How America’s Beloved Meyer Lemon Caused a Mid-Century Citrus Panic

By Mandy Naglich | Atlas Obscura |

ATLAS OBSCURA - Meyer lemon trees could carry the citrus tristeza virus (CTV) and flourish for years without showing any symptoms.

The urgent situation incited the first meeting of the International Organization of Citrus Virologists at the The University of California, Riverside in 1957. This group of scientists and citrus growers urged drastic measures towards Meyer lemons the world over. “Tristeza exists in the Mediterranean area where it has been introduced on the Meyer lemon,” wrote one scientist in a paper he presented at the 1961 meeting of the IOCV. He goes on to suggest that it would be “most desirable” for all Meyer lemon trees “in the Mediterranean basin to be eradicated.”

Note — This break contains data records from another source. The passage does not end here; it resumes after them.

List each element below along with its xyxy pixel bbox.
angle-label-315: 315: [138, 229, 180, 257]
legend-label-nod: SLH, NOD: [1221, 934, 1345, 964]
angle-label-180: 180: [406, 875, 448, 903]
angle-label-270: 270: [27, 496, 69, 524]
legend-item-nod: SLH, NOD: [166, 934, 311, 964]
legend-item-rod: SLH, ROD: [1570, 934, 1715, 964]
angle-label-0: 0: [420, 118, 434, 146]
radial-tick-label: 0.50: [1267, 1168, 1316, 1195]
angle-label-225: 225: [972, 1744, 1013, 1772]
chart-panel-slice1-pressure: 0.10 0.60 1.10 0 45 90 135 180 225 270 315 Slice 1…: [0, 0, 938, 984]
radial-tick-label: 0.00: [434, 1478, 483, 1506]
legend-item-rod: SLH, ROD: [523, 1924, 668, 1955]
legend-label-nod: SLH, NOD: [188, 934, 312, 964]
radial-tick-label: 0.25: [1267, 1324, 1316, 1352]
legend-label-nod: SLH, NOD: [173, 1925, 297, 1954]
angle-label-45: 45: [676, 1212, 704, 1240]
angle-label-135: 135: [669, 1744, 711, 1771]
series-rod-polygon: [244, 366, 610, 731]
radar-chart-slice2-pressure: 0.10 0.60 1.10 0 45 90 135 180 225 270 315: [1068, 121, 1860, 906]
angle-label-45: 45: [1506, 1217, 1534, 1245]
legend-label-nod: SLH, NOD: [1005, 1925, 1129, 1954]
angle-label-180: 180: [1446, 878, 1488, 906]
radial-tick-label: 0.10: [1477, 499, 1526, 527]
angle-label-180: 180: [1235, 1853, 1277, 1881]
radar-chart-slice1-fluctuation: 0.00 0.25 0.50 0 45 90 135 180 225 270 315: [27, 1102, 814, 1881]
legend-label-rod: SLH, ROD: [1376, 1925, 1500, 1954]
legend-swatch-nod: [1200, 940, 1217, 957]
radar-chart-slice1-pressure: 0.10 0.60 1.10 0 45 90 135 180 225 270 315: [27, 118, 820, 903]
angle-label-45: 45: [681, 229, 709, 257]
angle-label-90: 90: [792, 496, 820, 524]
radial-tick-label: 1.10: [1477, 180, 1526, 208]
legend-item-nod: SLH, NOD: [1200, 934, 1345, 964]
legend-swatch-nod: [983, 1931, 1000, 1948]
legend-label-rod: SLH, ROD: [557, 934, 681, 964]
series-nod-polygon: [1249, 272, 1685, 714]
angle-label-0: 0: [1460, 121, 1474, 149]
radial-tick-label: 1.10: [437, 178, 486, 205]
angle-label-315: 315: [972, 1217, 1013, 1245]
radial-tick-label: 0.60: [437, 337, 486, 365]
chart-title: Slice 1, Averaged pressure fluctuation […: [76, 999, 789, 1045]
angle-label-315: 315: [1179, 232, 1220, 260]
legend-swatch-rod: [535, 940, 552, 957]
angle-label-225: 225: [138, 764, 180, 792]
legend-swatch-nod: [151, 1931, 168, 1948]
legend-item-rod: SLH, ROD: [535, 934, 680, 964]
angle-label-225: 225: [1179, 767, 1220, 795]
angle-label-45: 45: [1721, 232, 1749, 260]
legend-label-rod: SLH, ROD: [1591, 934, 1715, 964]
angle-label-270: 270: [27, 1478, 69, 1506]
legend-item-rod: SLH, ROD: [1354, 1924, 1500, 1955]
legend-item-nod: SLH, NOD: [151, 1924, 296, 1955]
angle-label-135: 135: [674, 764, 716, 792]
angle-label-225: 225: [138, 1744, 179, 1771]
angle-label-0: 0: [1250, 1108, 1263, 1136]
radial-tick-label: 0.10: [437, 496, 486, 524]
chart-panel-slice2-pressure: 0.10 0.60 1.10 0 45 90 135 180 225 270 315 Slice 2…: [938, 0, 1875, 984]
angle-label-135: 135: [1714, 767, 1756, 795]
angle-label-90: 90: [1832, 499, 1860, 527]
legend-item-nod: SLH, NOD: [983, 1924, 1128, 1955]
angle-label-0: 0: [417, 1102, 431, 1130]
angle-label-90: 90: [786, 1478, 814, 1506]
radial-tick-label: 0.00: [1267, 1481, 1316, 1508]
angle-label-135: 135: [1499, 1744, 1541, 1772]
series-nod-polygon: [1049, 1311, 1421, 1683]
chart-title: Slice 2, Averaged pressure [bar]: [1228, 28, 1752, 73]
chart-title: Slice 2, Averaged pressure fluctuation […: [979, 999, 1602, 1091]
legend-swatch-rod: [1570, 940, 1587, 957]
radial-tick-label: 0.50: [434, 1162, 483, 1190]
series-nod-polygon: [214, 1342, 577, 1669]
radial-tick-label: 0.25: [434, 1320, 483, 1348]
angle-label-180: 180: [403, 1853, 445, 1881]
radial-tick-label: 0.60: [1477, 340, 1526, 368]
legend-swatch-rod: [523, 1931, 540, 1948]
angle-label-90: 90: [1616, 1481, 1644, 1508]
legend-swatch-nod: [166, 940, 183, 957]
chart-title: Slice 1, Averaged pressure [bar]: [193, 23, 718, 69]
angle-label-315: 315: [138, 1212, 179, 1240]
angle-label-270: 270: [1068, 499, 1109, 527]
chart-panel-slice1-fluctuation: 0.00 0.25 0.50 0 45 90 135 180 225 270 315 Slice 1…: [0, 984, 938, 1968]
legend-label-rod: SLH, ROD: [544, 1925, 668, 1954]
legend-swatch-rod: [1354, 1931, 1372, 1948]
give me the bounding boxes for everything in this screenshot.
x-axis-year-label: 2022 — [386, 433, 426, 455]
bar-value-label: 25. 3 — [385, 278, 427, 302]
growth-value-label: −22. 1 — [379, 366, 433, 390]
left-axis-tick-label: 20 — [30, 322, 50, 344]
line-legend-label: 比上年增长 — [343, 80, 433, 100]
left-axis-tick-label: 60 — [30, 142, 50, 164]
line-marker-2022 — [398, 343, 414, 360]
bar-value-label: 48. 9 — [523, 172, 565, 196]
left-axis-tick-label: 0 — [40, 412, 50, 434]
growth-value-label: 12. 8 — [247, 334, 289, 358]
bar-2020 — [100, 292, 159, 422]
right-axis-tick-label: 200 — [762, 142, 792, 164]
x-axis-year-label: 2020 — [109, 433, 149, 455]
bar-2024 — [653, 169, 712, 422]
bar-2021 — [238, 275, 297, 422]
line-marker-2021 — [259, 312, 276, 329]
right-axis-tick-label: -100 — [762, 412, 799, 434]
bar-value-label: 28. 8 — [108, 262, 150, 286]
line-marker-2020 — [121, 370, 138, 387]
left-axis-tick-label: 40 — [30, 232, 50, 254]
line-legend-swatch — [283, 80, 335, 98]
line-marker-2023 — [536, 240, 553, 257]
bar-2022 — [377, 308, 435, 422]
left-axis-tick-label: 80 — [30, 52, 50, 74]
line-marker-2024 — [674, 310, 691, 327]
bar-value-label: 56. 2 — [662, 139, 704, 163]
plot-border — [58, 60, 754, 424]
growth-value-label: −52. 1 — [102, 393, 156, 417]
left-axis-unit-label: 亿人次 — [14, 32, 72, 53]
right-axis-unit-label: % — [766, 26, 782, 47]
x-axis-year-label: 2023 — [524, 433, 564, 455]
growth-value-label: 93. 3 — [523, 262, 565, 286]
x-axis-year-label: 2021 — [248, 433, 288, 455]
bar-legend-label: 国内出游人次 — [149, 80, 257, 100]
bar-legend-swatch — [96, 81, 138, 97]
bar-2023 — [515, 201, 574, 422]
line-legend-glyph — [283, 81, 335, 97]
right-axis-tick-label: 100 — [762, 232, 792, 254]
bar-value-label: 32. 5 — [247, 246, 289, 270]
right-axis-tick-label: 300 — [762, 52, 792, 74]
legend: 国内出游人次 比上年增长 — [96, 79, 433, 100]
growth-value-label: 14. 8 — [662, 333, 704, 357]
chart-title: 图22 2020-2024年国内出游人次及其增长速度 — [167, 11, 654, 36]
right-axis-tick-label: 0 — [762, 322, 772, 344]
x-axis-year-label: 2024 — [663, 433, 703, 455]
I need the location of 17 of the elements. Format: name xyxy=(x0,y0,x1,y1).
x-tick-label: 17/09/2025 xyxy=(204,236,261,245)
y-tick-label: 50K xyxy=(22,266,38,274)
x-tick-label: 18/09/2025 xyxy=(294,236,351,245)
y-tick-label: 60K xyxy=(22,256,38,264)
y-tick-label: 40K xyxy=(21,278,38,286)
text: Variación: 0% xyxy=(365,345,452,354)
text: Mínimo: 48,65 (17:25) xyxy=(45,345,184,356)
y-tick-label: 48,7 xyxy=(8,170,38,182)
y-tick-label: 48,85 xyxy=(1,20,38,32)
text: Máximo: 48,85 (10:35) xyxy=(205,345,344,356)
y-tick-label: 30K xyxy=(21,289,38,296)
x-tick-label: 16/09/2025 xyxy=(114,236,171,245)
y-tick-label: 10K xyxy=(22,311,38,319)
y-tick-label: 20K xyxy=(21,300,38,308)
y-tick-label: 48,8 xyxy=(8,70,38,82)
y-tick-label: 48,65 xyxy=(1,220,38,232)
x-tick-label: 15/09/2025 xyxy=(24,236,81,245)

As news of the troublesome Meyer trickled out of Riverside, the hunt began for the troublesome trees throughout the state. County after county passed bills aimed at uprooting the garden trees to stop tristeza. During the summer of June 1957, in the city of Selma, California, two government officials went door to door, telling residents to remove their Meyer lemons. Roughly 14 days later, they returned to ensure that the trees were gone. The fragrant magenta buds of the Meyer lemon plant were one of its most admired characteristics. Now, they served as a sign of a tree that needed to be destroyed.